Om de productie-CT-scans toe te wijzen aan de kalibratiescan, raadpleegt u sectie 3 van het protocol, waarin de volgende wijzigingen zijn opgenomen. Voor de duidelijkheid gaat de beschrijving verder aan de hand van het voorbeeld van een CT-onderlaag en MPI-overlay: In stap 3.1 laadt u de CT-kalibratiescan (afbeelding A) als onderlaag en de te corrigeren CT-scan als de overlay. Gebruik structuren van het MPI-muizenbed als markeringen voor stap 3.2 of als visuele referenties voor stap 3.3. Sla stap 3.4 over, maar de overlay opslaan vertegenwoordigt het gecorrigeerde CT-volume (Menubestand > Overlay > Overlay opslaan als). Voer in het volgende dialoogvenster een nieuwe naam in en klik op opslaan. Sluit de overlay door naar Menu File > Overlay > Closing overlay te gaan. Laad de volgende CT-scan die moet worden gecorrigeerd als overlay en hervat de procedure vanaf stap 3.2 van het protocol. Het concept dat aan deze stap ten grondslag ligt, wordt geïllustreerd in figuur 5B.

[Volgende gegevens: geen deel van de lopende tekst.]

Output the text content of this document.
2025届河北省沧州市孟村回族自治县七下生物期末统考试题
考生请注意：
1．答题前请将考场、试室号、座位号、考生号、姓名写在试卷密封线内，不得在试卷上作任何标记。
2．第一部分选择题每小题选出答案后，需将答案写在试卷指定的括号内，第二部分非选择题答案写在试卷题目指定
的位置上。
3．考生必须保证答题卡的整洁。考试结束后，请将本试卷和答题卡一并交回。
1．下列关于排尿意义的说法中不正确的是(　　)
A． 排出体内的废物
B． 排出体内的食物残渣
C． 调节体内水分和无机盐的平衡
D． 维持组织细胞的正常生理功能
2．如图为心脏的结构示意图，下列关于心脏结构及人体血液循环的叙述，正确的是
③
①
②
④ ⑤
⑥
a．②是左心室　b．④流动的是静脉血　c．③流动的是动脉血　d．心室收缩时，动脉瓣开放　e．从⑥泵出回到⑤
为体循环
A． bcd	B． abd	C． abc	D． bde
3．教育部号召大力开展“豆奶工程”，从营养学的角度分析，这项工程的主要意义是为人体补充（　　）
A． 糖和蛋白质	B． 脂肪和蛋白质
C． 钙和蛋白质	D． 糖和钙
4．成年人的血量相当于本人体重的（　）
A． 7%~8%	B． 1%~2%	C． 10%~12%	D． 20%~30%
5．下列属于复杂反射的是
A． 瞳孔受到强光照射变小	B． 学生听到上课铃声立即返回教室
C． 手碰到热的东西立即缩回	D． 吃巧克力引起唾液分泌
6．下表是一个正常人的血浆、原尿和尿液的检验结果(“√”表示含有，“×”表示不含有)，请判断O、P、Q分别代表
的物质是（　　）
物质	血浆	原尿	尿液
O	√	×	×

Het muizenbed is nu vrijwel identiek uitgelijnd met de kalibratiescan in alle recent opgeslagen CT-volumes. Als onderdeel van de standaardprocedure wordt de kalibratiescan geregistreerd op de MPI-beelden met behulp van de differentiële transformatie T (Figuur 5C). Om het CT-beeld vervolgens samen te voegen met MPI, gebruikt u altijd het gecorrigeerde CT-volume (Figuur 5D).

Problemen met gespiegelde afbeeldingen en schalen oplossen
De hier geïntroduceerde registratiemethode gaat uit van een redelijk nauwkeurige beeldkwaliteit en past alleen rotatie en vertaling aan. Het corrigeert niet voor gespiegelde afbeeldingen of onjuiste schaling. Deze twee problemen kunnen echter handmatig worden aangepakt voordat de differentiële transformatie wordt berekend.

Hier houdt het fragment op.